The Vicar of Dibley!

What a week! What a weekend! What a week!

These last few days have been exhausting, emotional, nerve racking, tyring and the most amazing days I have experienced for a while!

Last week I embarked with some 19 others on a silent retreat to prepare us for our ordination as deacons or in my case as a Priest into the Church of England. The time away was really difficult for me as i had to wrestle with feelings of guilty having to leave Daniel and anxiety at having to be quiet for so long.
The week, I can not lie, was very difficult for me, I struggle to be left to my own devices in silence and really need to be guided. However, I did manage to take the bull by the horns and found myself exploring the wonder of creation, trying to be creative ( however my attempt looked more like something Daniel would have created rather than me!) and read lots of books I have had on the shelf for ages!

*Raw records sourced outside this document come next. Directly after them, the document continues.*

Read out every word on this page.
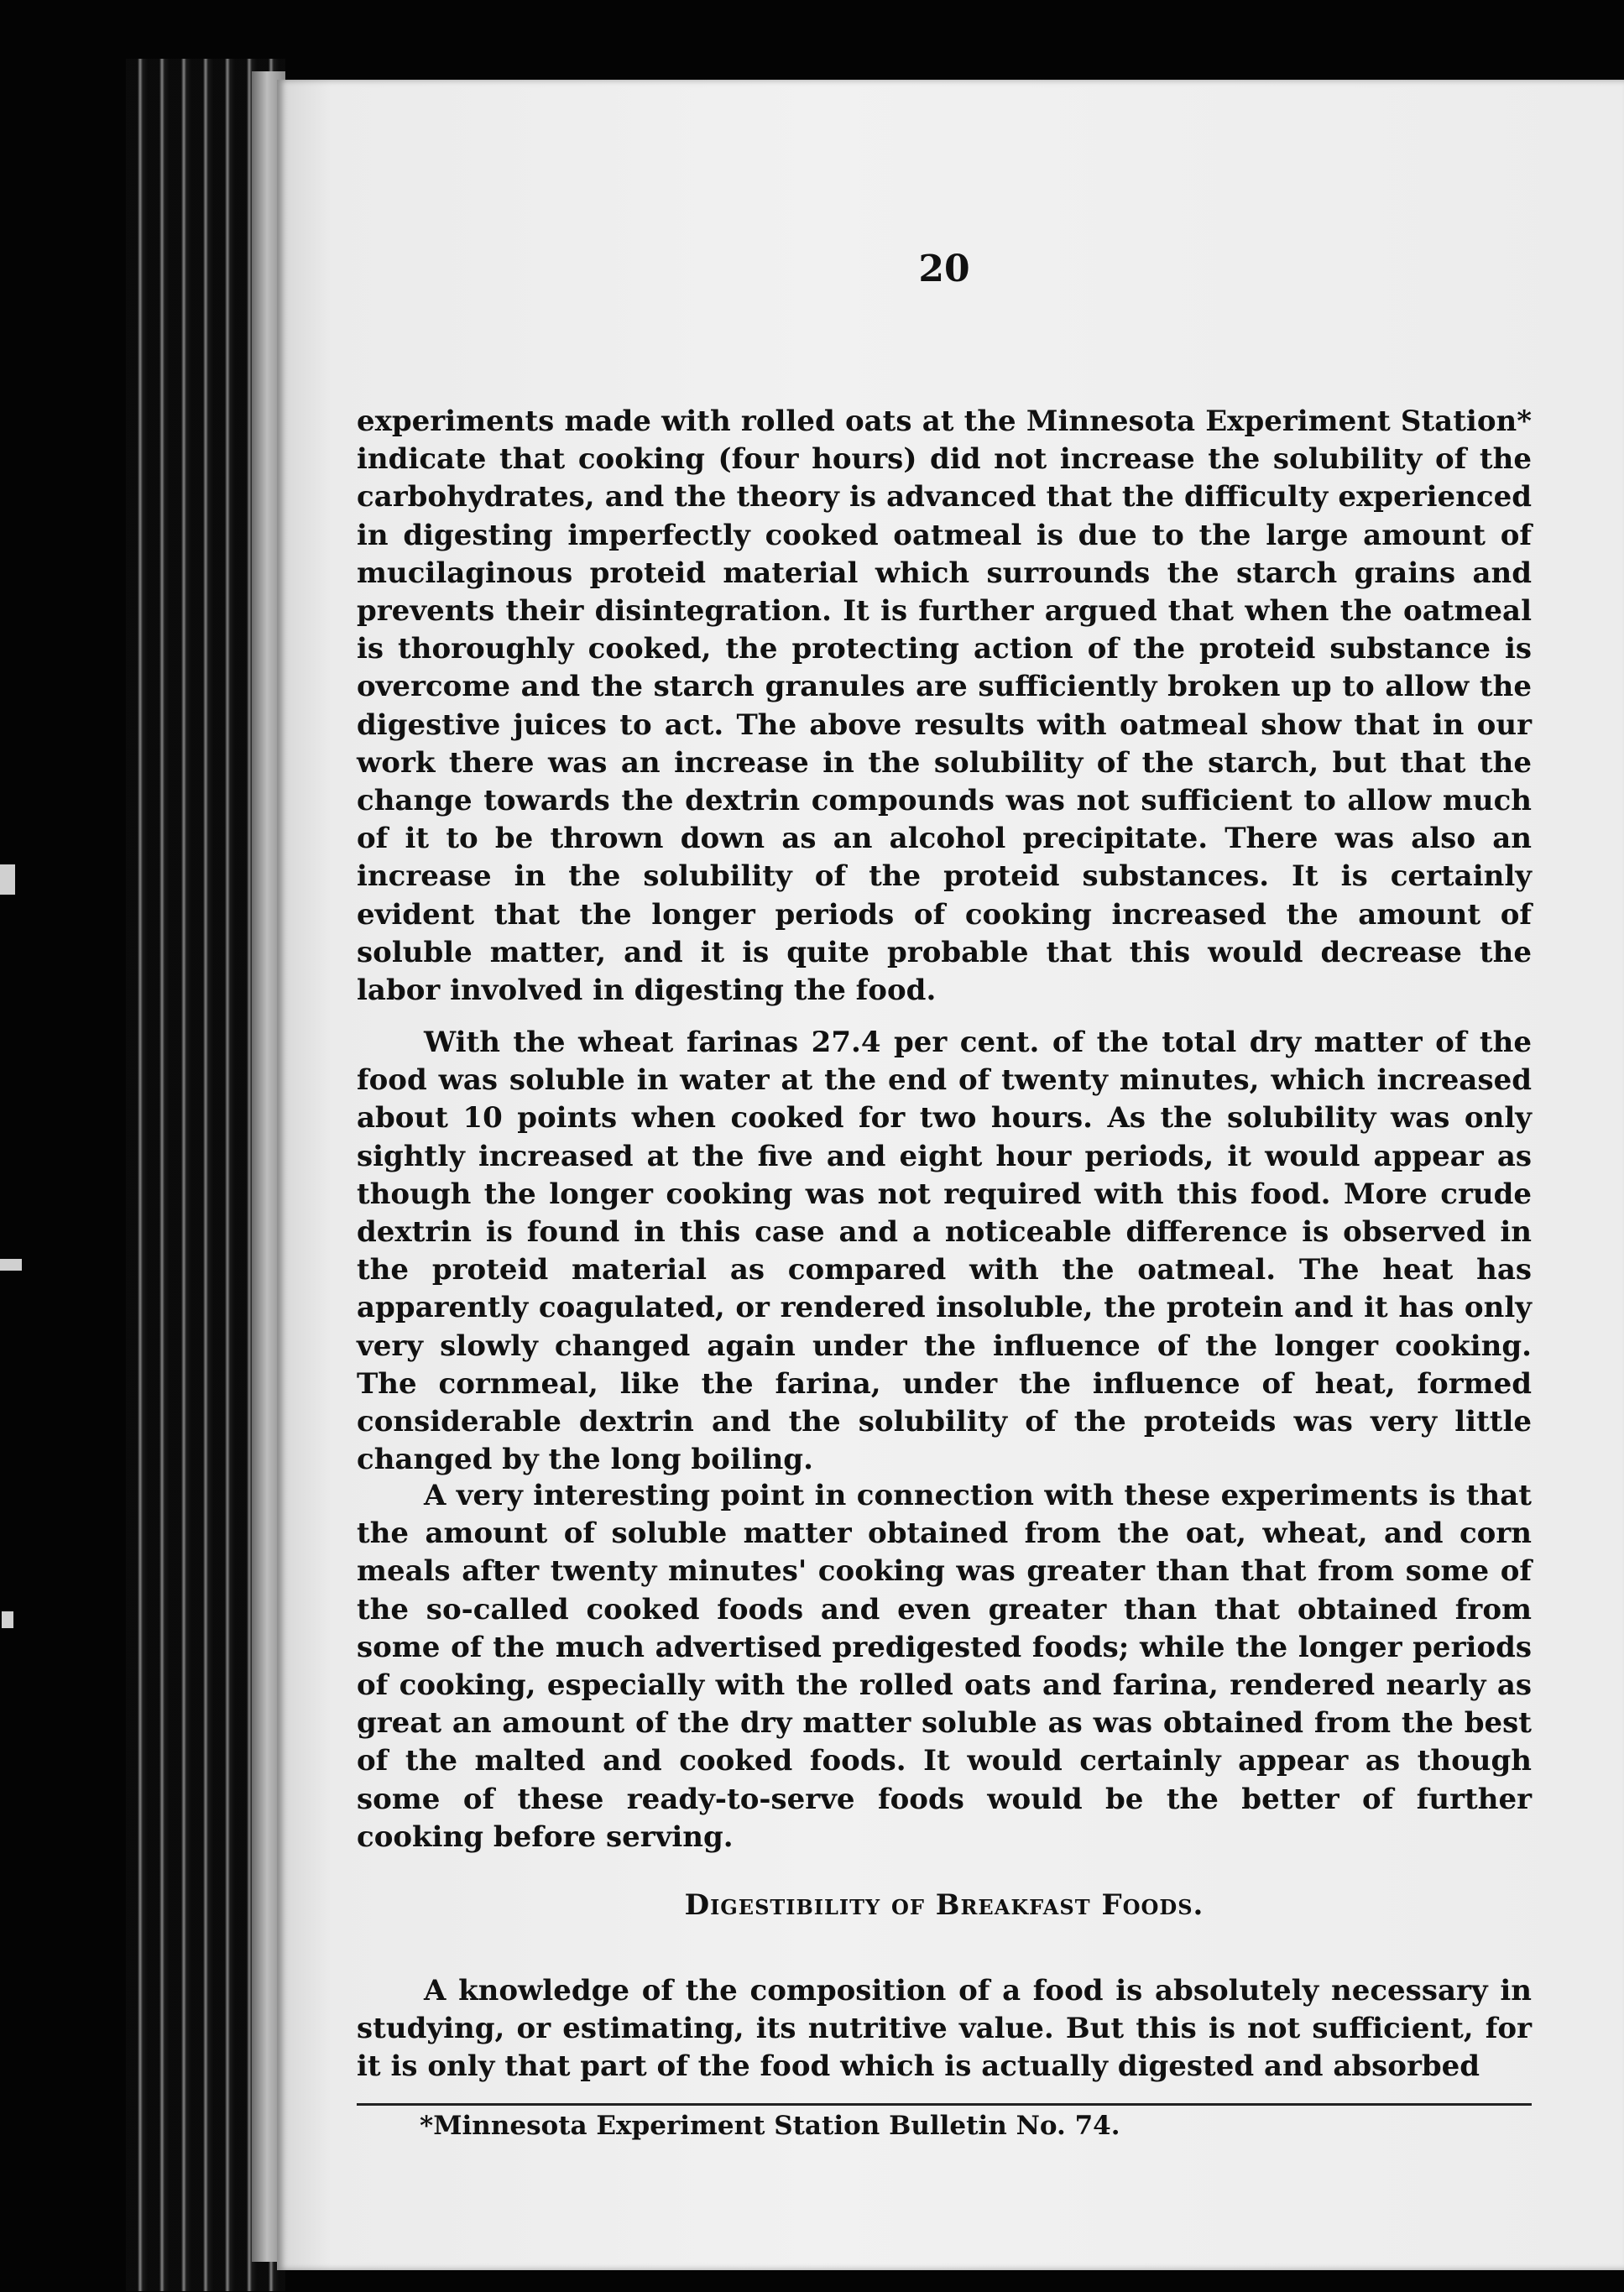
20

experiments made with rolled oats at the Minnesota Experiment Station* indicate that cooking (four hours) did not increase the solubility of the carbohydrates, and the theory is advanced that the difficulty experienced in digesting imperfectly cooked oatmeal is due to the large amount of mucilaginous proteid material which surrounds the starch grains and prevents their disintegration. It is further argued that when the oatmeal is thoroughly cooked, the protecting action of the proteid substance is overcome and the starch granules are sufficiently broken up to allow the digestive juices to act. The above results with oatmeal show that in our work there was an increase in the solubility of the starch, but that the change towards the dextrin compounds was not sufficient to allow much of it to be thrown down as an alcohol precipitate. There was also an increase in the solubility of the proteid substances. It is certainly evident that the longer periods of cooking increased the amount of soluble matter, and it is quite probable that this would decrease the labor involved in digesting the food.

With the wheat farinas 27.4 per cent. of the total dry matter of the food was soluble in water at the end of twenty minutes, which increased about 10 points when cooked for two hours. As the solubility was only sightly increased at the five and eight hour periods, it would appear as though the longer cooking was not required with this food. More crude dextrin is found in this case and a noticeable difference is observed in the proteid material as compared with the oatmeal. The heat has apparently coagulated, or rendered insoluble, the protein and it has only very slowly changed again under the influence of the longer cooking. The cornmeal, like the farina, under the influence of heat, formed considerable dextrin and the solubility of the proteids was very little changed by the long boiling.

A very interesting point in connection with these experiments is that the amount of soluble matter obtained from the oat, wheat, and corn meals after twenty minutes' cooking was greater than that from some of the so-called cooked foods and even greater than that obtained from some of the much advertised predigested foods; while the longer periods of cooking, especially with the rolled oats and farina, rendered nearly as great an amount of the dry matter soluble as was obtained from the best of the malted and cooked foods. It would certainly appear as though some of these ready-to-serve foods would be the better of further cooking before serving.

Digestibility of Breakfast Foods.

A knowledge of the composition of a food is absolutely necessary in studying, or estimating, its nutritive value. But this is not sufficient, for it is only that part of the food which is actually digested and absorbed

*Minnesota Experiment Station Bulletin No. 74.
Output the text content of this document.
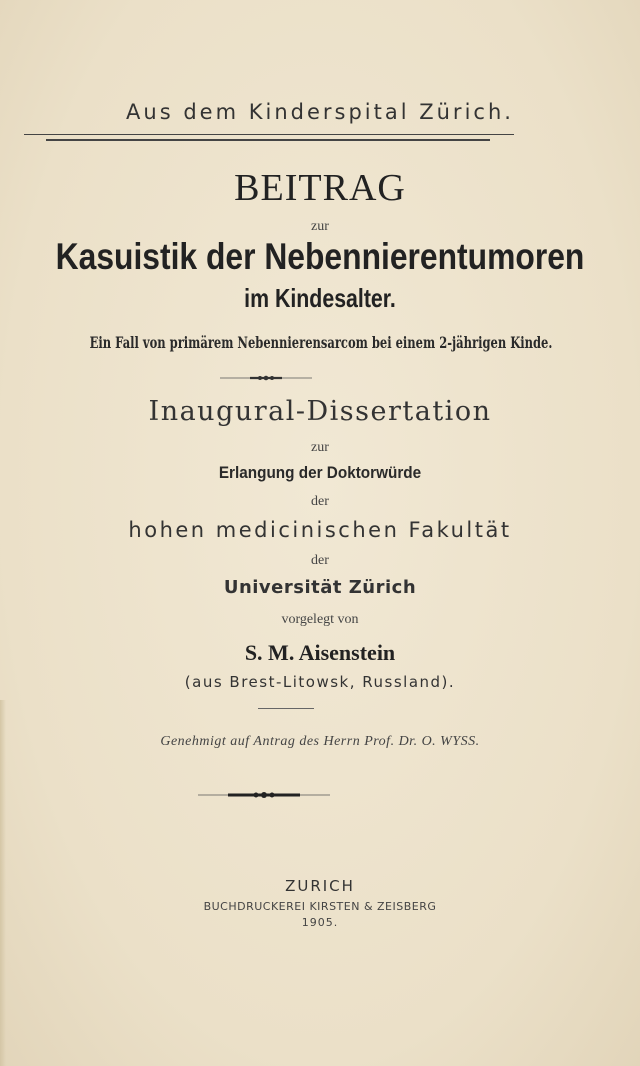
Aus dem Kinderspital Zürich.
BEITRAG
zur
Kasuistik der Nebennierentumoren
im Kindesalter.
Ein Fall von primärem Nebennierensarcom bei einem 2-jährigen Kinde.
Inaugural-Dissertation
zur
Erlangung der Doktorwürde
der
hohen medicinischen Fakultät
der
Universität Zürich
vorgelegt von
S. M. Aisenstein
(aus Brest-Litowsk, Russland).
Genehmigt auf Antrag des Herrn Prof. Dr. O. WYSS.
ZURICH
BUCHDRUCKEREI KIRSTEN & ZEISBERG
1905.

As the time drew closer to the ordination on Saturday I found myself becoming excited as apposed to nervous and I wasn't to be disappointed. All Saints Frindsbury really did pull all the stops out to make the service the most amazing, exhilarating and wonderful moment I could have ever dreamed of. Bishop Stephen Venner spoke brilliantly in words that we could all understand on a level that was just right for each one there and gave us permission, if not insisted that we as priests should be at the local cafes pubs and clubs being with "normal" people...I like that!!!
But of course the truly awesome moment has to be when he laid hands on my with other priests that I have contact with, including my parents and brother in law...a truly awesome moment that I will never forget.

I am so blessed to have such amazing friends and family, family who travelled journeys of 5 or 6 hours there and back just to be with me, friends who sacrificed many a thing just to be with me, colleagues and parishioners giving up their time just to be with me....it truly was overwhelming.

Sunday also proved to be amazing being able to conduct my first Eucharist with my family in the congregation was a little daunting but to see Daniel at the back almost copying my actions with a dolls plastic cup and saucer brought a tear to my eye!

So the big question asked is do I feel different? All I can answer is I feel totally humbled, totally as if this is all a dream and totally in awe that God can use such a person as little ole me!